Max Ray Vision, a 37-year-old hacker from San Francisco, has earned himself a 13 year long prison sentence on account of stealing two million credit card numbers from banks, businesses and even other hackers. He was running CardersMarket, an online forum, on which he was selling stolen credit card data to criminals for $20 a pop.
After he is done serving his sentence in prison, he will be released and be kept five more years under court supervision. During this period, he will be forbidden to use computers for any other purpose except education or legitimate employment. The sentence also included an order to pay $27.5 million in restitution.
Vision – whose real name was Max Ray Butler up until he changed it shortly before being arrested – was facing life imprisonment, but his final sentence was lenient since he was fully cooperative and showed remorse.

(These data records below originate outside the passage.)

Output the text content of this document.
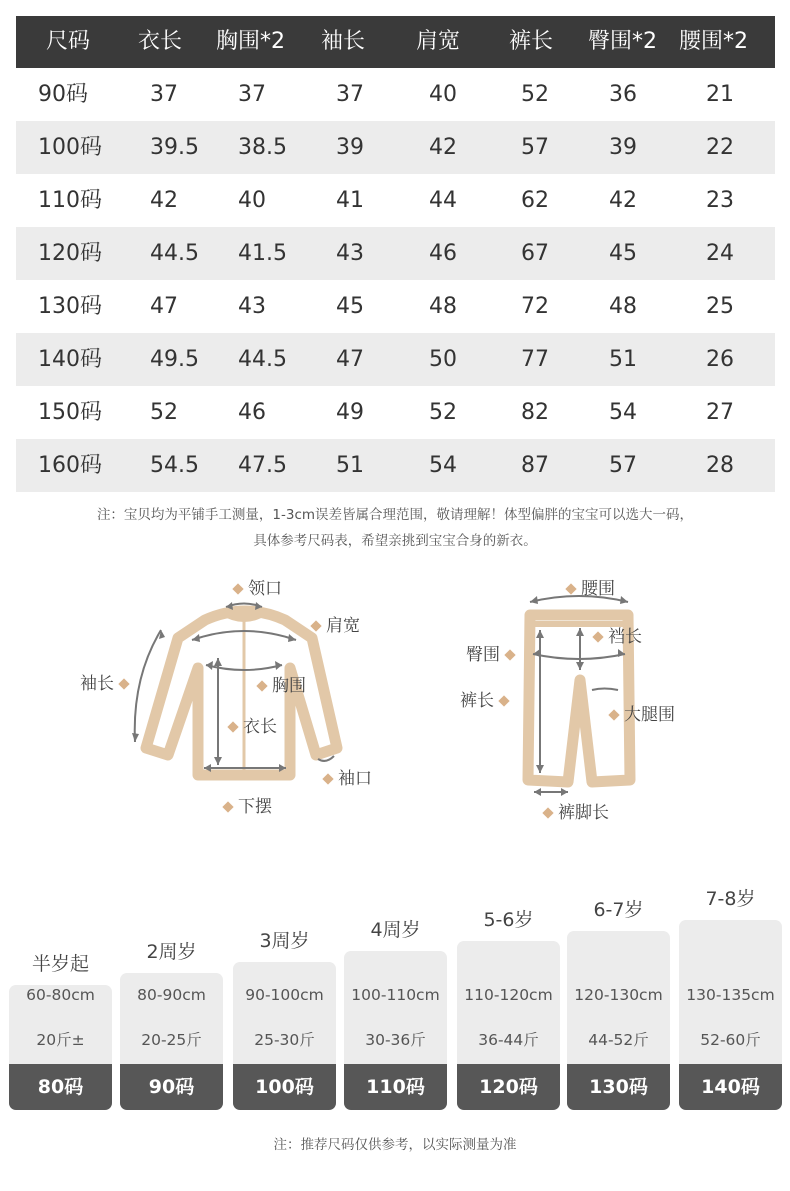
尺码 衣长 胸围*2 袖长 肩宽 裤长 臀围*2 腰围*2
90码	37	37	37	40	52	36	21
100码 39.5 38.5 39	42	57	39	22
110码 42	40	41	44	62	42	23
120码 44.5 41.5 43	46	67	45	24
130码 47	43	45	48	72	48	25
140码 49.5 44.5 47	50	77	51	26
150码 52	46	49	52	82	54	27
160码 54.5 47.5 51	54	87	57	28
注：宝贝均为平铺手工测量，1-3cm误差皆属合理范围，敬请理解！体型偏胖的宝宝可以选大一码，
具体参考尺码表，希望亲挑到宝宝合身的新衣。
领口
肩宽
袖长	胸围
衣长
袖口
下摆
腰围
臀围
裆长
裤长
大腿围
裤脚长
半岁起
60-80cm
20斤±
80码
2周岁
80-90cm
20-25斤
90码
3周岁
90-100cm
25-30斤
100码
4周岁
100-110cm
30-36斤
110码
5-6岁
110-120cm
36-44斤
120码
6-7岁
120-130cm
44-52斤
130码
7-8岁
130-135cm
52-60斤
140码
注：推荐尺码仅供参考，以实际测量为准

But, this isn’t Vision’s first time in prison. Back in the late 1990s, he started his career as a bona fide security expert and consultant, respected by peers and working with the FBI. Somewhere along the way – or maybe even from the very beginning – he began do some illegal hacking on the side that landed him in prison for 18 months because he managed to gain entrance in the Pentagon computer systems and plant backdoors and packet-sniffers.
According to Wired, during his stint in prison he met a criminal that would later introduce him to Chris Aragon, a bank robber from California, who became his “business partner”. He used the stolen credit card data to forge cards and give it to a team of shoppers for buying pricy things on eBay, which he would later resell.
After his release, Vision blipped on the law enforcement radar again in 2006, when he blatantly hacked into competing card-selling forums, wiped their databases and incorporated their members into his CardersMarket.
Operating under the handle “Iceman”, he was also the one who discovered that “Master Splyntr”, one of the administrators of DarkMarket, was in fact an FBI agent. But, his warning to people on the DarkMarket forums fell on deaf ears, since it was thought to be a lie fueled by inter-forum rivalry.